Because they took their ingredients to another level, Sara and Shota are today’s winners. That makes them the first Elimination Challenge winners to repeat so far this season. It’s pretty easy to imagine the two of them together in the finale.
There are three pairs of diners up for elimination, but Padma assures them that none of them should feel bad about what they made. All three dishes were delicious, and one pair will be eliminated for having made a good dish. This is an incredible bummer. After multiple Elimination Challenges in a row where a reasonable case could have been made for sending home each chef in the bottom, here, we’ll have TWO chefs go home for a good dish. Just brutal.
The diners and judges appreciated that Avishar and Chris used duck potatoes in their dish. The only slight missteps were that (per Gail) the dish really could have benefitted from some sort of sauce, and (per Tom) the sturgeon could have used more seasoning.

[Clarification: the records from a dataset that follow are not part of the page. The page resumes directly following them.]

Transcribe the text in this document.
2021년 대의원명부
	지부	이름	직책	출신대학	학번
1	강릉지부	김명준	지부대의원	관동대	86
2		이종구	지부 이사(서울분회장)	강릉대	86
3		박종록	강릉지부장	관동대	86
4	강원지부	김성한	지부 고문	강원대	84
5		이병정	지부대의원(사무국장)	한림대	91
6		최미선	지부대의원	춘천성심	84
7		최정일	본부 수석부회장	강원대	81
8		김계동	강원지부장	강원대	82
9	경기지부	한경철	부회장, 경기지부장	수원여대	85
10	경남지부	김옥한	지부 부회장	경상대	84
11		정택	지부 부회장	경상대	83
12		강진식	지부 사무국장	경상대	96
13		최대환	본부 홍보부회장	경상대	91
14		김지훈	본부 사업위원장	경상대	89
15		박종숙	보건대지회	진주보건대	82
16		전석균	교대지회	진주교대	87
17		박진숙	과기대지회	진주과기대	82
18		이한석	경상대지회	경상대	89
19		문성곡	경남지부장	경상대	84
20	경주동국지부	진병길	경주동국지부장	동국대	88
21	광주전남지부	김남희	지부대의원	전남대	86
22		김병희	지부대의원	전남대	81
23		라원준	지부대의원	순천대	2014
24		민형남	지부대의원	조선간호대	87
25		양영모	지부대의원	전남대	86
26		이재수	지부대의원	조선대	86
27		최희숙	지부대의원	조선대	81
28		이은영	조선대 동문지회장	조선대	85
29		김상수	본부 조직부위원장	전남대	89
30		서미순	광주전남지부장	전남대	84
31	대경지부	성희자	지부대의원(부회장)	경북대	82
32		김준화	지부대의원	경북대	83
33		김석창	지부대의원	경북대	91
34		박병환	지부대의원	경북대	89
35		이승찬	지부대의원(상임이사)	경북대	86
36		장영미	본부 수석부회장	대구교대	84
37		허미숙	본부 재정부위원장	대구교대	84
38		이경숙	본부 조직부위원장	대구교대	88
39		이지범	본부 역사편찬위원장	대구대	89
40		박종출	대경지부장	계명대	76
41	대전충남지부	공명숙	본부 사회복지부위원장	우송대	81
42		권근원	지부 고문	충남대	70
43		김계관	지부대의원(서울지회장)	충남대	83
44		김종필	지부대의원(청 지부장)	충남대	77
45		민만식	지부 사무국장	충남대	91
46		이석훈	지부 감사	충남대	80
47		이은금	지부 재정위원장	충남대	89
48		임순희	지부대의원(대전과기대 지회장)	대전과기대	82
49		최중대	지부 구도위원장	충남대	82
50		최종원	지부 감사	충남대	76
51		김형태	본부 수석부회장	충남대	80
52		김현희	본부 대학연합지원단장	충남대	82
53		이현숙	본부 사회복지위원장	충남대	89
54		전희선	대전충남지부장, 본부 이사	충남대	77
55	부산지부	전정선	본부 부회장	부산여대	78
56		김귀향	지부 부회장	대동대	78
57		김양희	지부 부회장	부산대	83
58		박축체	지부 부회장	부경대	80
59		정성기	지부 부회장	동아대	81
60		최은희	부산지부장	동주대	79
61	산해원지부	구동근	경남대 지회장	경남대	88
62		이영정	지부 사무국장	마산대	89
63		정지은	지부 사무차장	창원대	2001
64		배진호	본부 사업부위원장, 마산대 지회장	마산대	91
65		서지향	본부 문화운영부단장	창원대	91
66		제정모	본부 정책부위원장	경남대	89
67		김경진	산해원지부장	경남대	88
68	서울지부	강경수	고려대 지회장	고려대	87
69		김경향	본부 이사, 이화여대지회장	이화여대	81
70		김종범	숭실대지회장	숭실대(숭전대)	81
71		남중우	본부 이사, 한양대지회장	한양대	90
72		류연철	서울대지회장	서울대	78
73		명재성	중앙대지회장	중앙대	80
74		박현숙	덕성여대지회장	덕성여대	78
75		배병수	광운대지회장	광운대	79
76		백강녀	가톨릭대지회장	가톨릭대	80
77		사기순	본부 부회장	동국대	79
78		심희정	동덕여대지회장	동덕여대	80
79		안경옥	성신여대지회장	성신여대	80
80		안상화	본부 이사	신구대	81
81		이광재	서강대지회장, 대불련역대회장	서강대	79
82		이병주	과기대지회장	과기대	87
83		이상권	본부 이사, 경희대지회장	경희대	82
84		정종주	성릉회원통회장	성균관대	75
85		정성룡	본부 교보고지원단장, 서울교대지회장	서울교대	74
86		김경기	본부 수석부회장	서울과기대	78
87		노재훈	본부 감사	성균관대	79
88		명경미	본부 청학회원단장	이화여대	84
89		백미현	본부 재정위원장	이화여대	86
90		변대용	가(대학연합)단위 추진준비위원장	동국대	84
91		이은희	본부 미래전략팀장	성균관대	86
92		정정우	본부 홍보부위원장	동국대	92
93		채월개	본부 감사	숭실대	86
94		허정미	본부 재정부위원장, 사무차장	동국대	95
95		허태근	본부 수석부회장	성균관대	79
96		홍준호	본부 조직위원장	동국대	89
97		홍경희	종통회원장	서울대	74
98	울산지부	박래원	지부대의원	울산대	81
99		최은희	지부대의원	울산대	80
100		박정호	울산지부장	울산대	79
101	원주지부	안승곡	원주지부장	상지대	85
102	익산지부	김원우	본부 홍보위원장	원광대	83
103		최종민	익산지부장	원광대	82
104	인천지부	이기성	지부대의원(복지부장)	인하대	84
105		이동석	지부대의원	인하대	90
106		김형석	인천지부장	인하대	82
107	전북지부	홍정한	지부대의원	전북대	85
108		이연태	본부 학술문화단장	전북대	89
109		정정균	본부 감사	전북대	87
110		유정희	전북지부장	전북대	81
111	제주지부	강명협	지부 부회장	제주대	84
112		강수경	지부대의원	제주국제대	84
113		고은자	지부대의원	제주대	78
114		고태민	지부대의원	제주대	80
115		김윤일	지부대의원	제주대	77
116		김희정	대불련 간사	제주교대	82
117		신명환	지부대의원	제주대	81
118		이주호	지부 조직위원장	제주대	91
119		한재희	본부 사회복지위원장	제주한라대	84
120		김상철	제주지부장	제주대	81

For Gabriel and Nelson the obvious problem was that the trout was overcooked. Gail also suggests that incorporating a larger amount of berries could have rounded out the flavors of the dish.
Finally, for Byron and Maria, the dish was well conceived but the mole was missing.
For the judges, it’s a “toss-up” between Avishar and Chris, on the one hand, and Gabriel and Nelson, on the other. Though the “whisper” of a sauce on Avishar and Chris’s plate simply wasn’t enough to tie the two proteins together, in the end, Nelson’s overcooking of the trout was the biggest error of the day. And for that reason, Gabriel and Nelson are going home.
Or are they? Before the two chefs can say their goodbyes, Tom enters the Stew Room. It’s not over. Rather, the Elimination Challenge is over, but Last Chance Kitchen is starting immediately. Our two eliminated chefs will battle against the reining Last Chance Kitchen winner, with the victorious chef returning to the competition.